In order for super absorbent polymer (SAP) to be used in an application undergoing mechanical stress, it is necessary to regulate its shape and mechanical properties, which have been rarely studies. Here, spherical SAPs were prepared through inverse-suspension polymerization of partially neutralized acrylic acid monomers with ethylene glycol diacrylate (EGDA) crosslinkers. The surface region of SAP spheres was additionally crosslinked with ethylene glycol diglycidyl ether (EGDE) to improve the mechanical properties, producing a core-shell structure characterized by lightly crosslinked core and more densely crosslinked shell. Mechanical responses of the cross-linked SAP to global compression were obtained from experiments using a custom-made indentation device. The local mechanical properties of crosslinked surface were measured by atomic force microscopy.
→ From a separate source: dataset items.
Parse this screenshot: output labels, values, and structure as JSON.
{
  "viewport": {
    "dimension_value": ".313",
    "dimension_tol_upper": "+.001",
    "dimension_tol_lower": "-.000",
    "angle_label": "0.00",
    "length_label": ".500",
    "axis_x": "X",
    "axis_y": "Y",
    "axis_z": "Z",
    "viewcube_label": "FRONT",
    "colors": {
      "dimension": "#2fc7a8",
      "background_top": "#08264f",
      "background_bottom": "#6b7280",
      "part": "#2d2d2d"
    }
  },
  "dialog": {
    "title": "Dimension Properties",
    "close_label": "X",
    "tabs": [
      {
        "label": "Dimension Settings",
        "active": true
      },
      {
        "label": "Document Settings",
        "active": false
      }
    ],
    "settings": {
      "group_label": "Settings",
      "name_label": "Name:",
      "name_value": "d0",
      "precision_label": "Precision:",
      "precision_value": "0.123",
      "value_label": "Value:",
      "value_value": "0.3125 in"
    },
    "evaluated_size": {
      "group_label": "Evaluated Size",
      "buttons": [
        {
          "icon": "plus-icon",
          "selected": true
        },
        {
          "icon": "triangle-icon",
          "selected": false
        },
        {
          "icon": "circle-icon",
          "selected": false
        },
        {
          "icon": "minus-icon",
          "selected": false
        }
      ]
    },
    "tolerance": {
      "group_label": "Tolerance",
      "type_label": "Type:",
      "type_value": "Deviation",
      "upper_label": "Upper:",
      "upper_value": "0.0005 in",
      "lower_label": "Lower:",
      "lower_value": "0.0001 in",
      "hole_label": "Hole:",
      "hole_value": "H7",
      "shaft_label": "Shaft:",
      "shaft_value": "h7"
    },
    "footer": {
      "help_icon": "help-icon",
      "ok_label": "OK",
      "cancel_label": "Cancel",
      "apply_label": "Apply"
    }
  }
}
While the global responses of SAP were similar independent of surface crosslinking, the modulus of crosslinked surface increased as concentration of EGDE. In our experimental conditions, the surface modulus of surface crosslinked SAP was increased 2.7 folds, compared to that of SAP without surface crosslinking. The structure of SAP spheres with and without surface crosslinking was also visualized, and thickness of crosslinked surface was measured with fluorescence microscopy. We found that the thickness of crosslinked surface increased with increasing EGDE concentration but became saturated. Furthermore, a computational model was developed for core-shell SAP spheres using the measured mechanical properties, and was utilized to predict the thickness of crosslinked surface. Finally, we propose an analytical diffusion model that describes the diffusion and surface crosslinking reaction to elucidate the mechanism over which the mechanical and diffusion properties of SAP sphere are determined.